The beautiful third movement, written when Beethoven was dangerously sick, has the distinction of being the longest slow movement in the string quartet repertoire. It plays for a little over fifteen minutes and sometimes slows to a crawl with half note-progressions, but it is clearly worth staying awake for. Reactions to it have been uniformly ecstatic. If Beethoven seems obsessed with the Lydian mode (The Ecclesiastical major F scale with no black notes), it might be because it figured so gloriously into his Missa Solemnis. Over this score Beethoven wrote the words “Holy Song of Thanksgiving to the Divinity by a Convalescent in the Lydian mode.” The sacred hymn conveys Beethoven’s deep appreciation for his returned health.
The music comes to us in five slow chorale-like lines, each preceded by a fast moving contrapuntal prelude. Now, the music is all about contrast: slow- fast; loud-soft; and poetic-clashing. Over this score, Beethoven had inscribed “Feeling of new strength.” When the music reaches its powerful propulsive climax, Beethoven returns to the Song of Thanksgiving, marking on the score: “to be played with the most intimate emotions.” Beethoven’s poetic heart achieves a peace and radiance here to applaud, and in the finale, Beethoven gives voice to dramatic recitatives performed by the instruments. It recalls the Ninth Symphony’s strenuous demands on the performers, but it also whistles a happy tune for affirmative joy. With its slow Adagio, Beethoven’s Ode to Good Health and Mystic Spirituality is a lifelong jewel.

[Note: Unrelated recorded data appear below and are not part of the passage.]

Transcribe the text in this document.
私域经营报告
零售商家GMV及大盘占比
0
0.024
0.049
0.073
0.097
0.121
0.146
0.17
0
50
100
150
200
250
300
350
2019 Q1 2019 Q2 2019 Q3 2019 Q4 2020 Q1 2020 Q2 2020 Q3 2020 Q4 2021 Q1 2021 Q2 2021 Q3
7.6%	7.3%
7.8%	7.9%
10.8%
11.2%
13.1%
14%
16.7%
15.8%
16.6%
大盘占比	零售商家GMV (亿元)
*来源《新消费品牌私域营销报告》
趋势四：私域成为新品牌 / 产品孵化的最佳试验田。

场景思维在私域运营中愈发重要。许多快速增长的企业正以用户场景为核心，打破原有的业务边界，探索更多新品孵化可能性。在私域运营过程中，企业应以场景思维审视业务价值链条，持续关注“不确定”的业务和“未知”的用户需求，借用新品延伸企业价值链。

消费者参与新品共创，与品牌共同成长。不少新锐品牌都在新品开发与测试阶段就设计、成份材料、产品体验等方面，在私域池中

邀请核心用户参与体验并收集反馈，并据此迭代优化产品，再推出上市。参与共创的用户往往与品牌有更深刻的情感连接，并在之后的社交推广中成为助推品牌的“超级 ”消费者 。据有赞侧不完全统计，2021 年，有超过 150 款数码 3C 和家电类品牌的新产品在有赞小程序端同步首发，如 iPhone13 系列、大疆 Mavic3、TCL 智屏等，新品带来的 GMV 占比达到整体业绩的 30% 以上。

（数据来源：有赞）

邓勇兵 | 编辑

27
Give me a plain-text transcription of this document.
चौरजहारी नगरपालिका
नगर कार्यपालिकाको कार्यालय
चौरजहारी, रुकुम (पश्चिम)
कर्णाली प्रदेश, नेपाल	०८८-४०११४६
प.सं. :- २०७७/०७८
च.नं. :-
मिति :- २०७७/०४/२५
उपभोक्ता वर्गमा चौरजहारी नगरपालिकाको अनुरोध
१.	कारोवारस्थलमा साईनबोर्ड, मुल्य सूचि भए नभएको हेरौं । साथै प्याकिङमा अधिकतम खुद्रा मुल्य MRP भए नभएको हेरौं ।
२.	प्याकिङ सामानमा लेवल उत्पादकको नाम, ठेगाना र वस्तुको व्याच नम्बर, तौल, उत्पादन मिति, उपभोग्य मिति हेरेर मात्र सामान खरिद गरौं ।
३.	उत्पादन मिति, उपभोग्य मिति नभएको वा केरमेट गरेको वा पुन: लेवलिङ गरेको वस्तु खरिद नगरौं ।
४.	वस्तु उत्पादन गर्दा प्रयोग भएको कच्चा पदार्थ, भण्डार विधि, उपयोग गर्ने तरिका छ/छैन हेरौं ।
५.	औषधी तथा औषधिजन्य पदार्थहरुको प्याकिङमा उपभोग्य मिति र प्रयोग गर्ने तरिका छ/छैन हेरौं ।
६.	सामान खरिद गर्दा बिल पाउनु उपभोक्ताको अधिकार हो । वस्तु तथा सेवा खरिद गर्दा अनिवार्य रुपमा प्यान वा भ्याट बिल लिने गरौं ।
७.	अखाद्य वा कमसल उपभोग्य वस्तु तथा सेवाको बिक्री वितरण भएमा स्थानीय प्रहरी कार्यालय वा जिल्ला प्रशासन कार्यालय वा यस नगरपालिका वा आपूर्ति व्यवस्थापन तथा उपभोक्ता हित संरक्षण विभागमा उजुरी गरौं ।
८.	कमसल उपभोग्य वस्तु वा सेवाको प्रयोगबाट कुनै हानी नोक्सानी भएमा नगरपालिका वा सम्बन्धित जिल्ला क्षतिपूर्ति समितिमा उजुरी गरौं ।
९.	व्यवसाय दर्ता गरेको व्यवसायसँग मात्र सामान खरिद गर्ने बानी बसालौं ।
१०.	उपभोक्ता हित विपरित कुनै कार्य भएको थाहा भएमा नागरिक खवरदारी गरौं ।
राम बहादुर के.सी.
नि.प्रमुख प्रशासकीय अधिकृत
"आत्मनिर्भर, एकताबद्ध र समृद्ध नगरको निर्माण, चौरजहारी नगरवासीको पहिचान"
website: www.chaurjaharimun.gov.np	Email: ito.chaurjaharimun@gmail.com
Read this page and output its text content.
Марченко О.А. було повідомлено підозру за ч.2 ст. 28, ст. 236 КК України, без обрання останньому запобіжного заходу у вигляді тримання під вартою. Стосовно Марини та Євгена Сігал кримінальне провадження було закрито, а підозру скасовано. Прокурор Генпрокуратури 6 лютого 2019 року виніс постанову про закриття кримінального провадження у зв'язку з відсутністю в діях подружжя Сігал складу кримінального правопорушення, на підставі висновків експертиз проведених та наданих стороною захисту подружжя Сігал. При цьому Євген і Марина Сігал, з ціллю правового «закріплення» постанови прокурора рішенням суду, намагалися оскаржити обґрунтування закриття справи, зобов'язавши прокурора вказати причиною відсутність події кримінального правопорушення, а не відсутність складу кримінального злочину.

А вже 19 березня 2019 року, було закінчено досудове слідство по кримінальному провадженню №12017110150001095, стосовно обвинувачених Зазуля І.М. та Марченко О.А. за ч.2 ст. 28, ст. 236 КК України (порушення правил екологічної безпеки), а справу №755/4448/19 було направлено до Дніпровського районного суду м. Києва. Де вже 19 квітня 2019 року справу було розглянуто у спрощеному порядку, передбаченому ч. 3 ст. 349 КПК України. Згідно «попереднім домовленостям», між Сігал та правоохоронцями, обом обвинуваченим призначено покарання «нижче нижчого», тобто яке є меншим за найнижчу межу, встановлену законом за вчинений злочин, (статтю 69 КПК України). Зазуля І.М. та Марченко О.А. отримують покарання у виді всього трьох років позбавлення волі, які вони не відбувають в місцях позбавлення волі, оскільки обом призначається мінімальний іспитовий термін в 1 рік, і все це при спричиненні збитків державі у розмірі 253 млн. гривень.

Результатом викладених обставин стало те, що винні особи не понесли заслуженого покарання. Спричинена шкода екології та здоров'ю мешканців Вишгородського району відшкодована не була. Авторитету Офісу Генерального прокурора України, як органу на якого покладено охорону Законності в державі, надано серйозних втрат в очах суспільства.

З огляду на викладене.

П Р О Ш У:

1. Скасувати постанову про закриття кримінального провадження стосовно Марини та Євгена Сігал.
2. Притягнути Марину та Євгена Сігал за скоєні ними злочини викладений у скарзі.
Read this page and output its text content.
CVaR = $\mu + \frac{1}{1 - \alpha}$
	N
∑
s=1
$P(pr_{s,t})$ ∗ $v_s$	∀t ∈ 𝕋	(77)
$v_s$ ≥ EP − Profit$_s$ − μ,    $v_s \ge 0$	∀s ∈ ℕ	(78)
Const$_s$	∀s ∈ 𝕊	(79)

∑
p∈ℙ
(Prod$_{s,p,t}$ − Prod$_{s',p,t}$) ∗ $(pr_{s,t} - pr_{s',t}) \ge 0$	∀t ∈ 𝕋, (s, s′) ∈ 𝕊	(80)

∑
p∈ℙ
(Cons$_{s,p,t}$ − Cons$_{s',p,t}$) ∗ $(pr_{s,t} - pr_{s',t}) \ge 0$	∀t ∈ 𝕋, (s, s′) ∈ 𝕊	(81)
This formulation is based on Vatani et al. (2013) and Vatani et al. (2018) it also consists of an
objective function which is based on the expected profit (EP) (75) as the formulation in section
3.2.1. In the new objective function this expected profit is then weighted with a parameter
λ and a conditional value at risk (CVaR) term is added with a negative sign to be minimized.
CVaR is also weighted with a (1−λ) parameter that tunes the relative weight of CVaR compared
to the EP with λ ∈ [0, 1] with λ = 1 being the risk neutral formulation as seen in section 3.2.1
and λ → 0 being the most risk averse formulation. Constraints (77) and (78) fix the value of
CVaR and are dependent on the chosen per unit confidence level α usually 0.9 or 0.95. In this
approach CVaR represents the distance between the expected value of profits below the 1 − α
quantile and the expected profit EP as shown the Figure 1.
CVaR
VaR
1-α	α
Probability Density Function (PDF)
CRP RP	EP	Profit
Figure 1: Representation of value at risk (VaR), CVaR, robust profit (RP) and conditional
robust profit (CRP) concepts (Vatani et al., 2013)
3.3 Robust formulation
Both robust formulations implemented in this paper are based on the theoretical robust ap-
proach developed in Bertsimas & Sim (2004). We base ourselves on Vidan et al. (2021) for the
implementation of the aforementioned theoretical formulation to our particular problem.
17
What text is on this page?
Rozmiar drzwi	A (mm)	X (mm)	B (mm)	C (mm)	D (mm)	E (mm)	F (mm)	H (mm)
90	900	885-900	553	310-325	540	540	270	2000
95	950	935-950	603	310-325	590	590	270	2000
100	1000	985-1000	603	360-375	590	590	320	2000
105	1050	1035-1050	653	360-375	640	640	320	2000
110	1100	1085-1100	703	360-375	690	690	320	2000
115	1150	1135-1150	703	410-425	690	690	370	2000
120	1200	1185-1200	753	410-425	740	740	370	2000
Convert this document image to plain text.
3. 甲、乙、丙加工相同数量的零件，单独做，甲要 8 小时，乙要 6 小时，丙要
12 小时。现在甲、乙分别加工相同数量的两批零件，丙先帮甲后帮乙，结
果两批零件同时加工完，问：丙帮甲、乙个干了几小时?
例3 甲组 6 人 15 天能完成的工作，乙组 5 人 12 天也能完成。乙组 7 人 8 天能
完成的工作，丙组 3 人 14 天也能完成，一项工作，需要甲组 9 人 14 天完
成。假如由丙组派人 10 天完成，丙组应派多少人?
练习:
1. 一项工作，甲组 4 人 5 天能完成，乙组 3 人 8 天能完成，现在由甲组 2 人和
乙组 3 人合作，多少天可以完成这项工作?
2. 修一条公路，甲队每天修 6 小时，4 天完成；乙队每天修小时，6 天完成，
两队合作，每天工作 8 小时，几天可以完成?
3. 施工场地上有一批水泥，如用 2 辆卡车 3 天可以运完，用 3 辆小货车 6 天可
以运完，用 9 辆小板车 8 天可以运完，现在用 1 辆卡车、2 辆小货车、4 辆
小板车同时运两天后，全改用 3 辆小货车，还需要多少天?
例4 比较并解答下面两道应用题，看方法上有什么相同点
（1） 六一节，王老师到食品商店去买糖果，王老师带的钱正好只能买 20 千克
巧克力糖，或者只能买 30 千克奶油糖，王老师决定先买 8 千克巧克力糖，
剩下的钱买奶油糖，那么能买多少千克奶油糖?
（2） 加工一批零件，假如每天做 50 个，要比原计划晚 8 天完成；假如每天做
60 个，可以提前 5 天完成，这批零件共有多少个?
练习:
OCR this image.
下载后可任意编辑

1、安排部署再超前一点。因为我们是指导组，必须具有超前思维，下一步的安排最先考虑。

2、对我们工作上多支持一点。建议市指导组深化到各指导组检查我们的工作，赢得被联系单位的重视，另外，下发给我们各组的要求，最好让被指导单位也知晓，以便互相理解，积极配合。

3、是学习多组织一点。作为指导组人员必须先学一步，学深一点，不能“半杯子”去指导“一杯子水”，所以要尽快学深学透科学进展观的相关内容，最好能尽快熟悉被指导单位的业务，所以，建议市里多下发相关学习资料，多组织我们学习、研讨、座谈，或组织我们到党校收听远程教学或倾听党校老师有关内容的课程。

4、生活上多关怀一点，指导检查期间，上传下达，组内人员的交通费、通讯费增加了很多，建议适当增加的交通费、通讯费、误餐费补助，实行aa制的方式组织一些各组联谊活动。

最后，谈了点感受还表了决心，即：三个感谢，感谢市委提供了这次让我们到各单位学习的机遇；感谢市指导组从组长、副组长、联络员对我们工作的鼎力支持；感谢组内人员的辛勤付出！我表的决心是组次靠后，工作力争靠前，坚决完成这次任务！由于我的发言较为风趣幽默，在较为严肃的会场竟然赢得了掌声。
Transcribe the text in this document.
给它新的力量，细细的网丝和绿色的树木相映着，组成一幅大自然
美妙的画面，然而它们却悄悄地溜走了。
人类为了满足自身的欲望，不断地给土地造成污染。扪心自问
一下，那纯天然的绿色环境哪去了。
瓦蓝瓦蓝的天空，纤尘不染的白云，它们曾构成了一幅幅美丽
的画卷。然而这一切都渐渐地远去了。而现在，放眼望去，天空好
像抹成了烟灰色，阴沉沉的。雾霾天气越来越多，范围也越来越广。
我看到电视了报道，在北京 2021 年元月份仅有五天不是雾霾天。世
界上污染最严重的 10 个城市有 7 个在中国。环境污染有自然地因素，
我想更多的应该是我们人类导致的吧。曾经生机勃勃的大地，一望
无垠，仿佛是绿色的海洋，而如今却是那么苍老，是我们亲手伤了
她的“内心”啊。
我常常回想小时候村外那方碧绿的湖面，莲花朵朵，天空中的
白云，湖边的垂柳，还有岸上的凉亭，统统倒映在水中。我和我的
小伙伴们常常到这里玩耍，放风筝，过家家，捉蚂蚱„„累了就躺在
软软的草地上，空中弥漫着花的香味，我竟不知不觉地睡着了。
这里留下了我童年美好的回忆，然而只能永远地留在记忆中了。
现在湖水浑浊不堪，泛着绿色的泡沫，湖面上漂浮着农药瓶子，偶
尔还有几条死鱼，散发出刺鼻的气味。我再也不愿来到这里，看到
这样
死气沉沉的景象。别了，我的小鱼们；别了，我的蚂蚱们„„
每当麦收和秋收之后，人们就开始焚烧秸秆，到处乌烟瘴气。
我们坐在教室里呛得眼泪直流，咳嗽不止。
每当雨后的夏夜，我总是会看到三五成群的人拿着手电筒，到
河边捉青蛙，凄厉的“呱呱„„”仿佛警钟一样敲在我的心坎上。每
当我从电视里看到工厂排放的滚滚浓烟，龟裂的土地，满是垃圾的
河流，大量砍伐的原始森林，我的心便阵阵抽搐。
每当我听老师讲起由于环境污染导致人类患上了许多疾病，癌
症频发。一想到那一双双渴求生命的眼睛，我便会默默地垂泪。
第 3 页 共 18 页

BONUS FACT – Beethoven’s piano was enshrined in a museum, and no one was allowed to play it. A groupie student couldn’t resist, and played four notes on it. A museum guard scolded her. She said, “doesn’t everyone want to play on this piano?” The guard said, “not everyone. Last week someone came in who refused to touch it because he was not worthy – his name was Paderewski.”
Caroline Shaw – Born in 1982 – Greenville, North Carolina
Caroline Shaw is a very interesting character, to say the least. She is the youngest winner of the Pulitzer Prize for Music. She noted: "Up until now, the Pulitzer for Music has always been awarded to a composer, while I’m a musician who writes music.” She is an accomplished singer and violinist. She was taught, she says, to “make music with colors, flavors, and scents.” Her Partita (which won her the award) is an a cappella composition for 8 voices that “lucidly and creatively blends whispers, sighs, murmurs, melodies without words, and new vocal effects.” Today’s piece, Entr’acte, was written in 2011 after hearing the Brentano Quartet play Haydn’s Opus 77, No. 2. “It is structured like a minuet and trio,” she says, “riffing on that classical form but taking it a little further. I love the way some music (like the minuets of Opus 77) suddenly takes you to the other side of Alice’s looking glass, in a kind of absurd, subtle, technicolor transition.” So let’s see where Entr’acte takes us.